Syntonix is receiving an up-front fee and Biovitrum is making an undisclosed equity investment in Syntonix. Ripple noted that the latter commitment demonstrated the collaboration's "strategic importance" to both parties. Also, Syntonix will receive milestone payments and stands to receive an additional equity investment from Biovitrum based on the program's progress. Neither company disclosed more specific financial terms.

The partners will split FIX:Fc's development and commercialization costs and equally share in profits, with the latter being "the primary value driver" for both companies, Morgan said. The alliance will include full participation from both, with joint project teams and committees managing such products.

"We will be conducting a joint clinical program across the U.S., Canada and Europe," Morgan added, noting that because of the indication's close clinical and patient communities, there is "very considerable harmonization in hemophilia products" between the FDA and other regulatory agencies in those territories.

Should the drug receive approval, Waltham, Mass.-based Syntonix would be responsible for marketing in North America, while Stockholm, Sweden-based Biovitrum's territory would include Europe, Russia and the Middle East.

Biovitrum, which was spun out of the former Pharmacia Corp. to become one of Europe's largest biotech companies, has experience in proteins that lends itself to FIX:Fc. In the past, Biovitrum worked on the development of a Factor VIII product in partnership with Wyeth and a recombinant growth hormone.

So given its "large group of protein chemists and development people," Pettersson said Biovitrum would take care of FIX:Fc's process development and possibly its production, as well.

"We think niche products, specialty products and many protein products are better suited for us to build a pipeline," Pettersson said, noting that the company can market them "in a more efficient way."

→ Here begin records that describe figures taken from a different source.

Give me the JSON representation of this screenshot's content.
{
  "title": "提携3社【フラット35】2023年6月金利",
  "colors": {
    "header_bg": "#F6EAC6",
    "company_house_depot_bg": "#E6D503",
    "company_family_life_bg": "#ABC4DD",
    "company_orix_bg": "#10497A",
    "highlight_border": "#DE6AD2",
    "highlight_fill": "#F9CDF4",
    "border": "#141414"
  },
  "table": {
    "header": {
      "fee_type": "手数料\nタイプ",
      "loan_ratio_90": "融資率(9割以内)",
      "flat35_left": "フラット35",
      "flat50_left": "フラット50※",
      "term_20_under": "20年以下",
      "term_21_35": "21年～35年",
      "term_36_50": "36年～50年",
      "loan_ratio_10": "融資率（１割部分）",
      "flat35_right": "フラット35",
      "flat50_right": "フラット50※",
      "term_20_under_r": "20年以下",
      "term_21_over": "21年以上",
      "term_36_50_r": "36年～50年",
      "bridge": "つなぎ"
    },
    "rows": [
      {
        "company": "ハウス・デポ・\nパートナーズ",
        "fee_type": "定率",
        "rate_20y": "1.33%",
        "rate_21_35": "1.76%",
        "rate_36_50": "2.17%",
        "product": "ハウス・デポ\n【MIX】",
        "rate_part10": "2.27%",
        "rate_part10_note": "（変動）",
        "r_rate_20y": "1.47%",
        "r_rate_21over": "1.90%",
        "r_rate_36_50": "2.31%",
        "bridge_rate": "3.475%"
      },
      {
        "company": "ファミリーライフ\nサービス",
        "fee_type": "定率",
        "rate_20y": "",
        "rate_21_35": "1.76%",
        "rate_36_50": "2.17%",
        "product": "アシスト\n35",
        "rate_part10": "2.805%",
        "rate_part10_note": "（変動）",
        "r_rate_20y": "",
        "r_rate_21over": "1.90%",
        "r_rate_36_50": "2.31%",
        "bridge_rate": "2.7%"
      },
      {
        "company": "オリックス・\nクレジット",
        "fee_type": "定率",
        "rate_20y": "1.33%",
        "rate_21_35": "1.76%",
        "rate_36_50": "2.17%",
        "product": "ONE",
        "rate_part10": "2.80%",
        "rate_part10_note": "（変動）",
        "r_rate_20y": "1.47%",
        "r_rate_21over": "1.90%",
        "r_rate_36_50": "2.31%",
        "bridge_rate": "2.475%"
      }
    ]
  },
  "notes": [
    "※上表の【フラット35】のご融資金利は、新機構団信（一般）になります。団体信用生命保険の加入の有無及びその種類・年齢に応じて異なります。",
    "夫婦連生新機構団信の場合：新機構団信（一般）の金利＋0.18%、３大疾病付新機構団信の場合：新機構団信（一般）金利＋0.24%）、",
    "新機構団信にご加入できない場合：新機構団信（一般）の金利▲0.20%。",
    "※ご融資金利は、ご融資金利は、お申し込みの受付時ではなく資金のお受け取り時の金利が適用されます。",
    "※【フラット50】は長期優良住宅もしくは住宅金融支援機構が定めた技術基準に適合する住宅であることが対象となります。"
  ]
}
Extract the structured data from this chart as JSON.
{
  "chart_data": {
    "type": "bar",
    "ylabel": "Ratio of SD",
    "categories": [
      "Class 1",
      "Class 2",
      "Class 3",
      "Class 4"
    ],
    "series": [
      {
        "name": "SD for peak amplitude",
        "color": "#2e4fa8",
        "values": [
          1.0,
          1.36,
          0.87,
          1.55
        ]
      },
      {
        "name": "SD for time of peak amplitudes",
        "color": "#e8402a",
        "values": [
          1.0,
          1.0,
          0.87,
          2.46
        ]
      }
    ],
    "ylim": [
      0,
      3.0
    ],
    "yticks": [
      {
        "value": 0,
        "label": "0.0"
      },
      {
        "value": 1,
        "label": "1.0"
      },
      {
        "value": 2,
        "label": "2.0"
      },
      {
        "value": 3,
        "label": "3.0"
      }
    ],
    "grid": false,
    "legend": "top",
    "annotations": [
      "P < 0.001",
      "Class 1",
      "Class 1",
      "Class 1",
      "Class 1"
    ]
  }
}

In the future, Biovitrum and Syntonix can opt to expand the collaboration to include additional long-acting protein products based on the SynFusion technology.

On its own, Syntonix also is evaluating the potential of Factor VIII:Fc constructs to treat hemophilia A and has other early stage programs with potential application to improve therapy for hemophilia patients. Syntonix's focus also includes other chronic diseases, such as anemia, multiple sclerosis and autoimmune disorders. Its core technologies, SynFusion and Transceptor, underscore programs for long-acting biopharmaceuticals that may be injected less frequently or inhaled, and also are used to discover new drugs to treat antibody-mediated autoimmune and inflammatory disorders.

Its other partners include Dyax Corp., of Cambridge, Mass.; Serono SA, of Geneva; and Boehringer Ingelheim GmbH, of Ingelheim, Germany. Syntonix last raised about $36 million in venture capital funding nearly four years ago. Additional equity sales are on its horizon, though no specific timeline has been disclosed.

Some of Syntonix's staff, including Ripple and Morgan, come from the Genetics Institute unit of Madison, N.J.-based Wyeth, with which Biovitrum has retained a relationship principally centered on the Factor VIII product ReFacto. That past helped pave the way for this new deal. Biovitrum, which has about 500 employees, focuses on obesity, diabetes and inflammation, as well as niche indications within those therapeutic areas.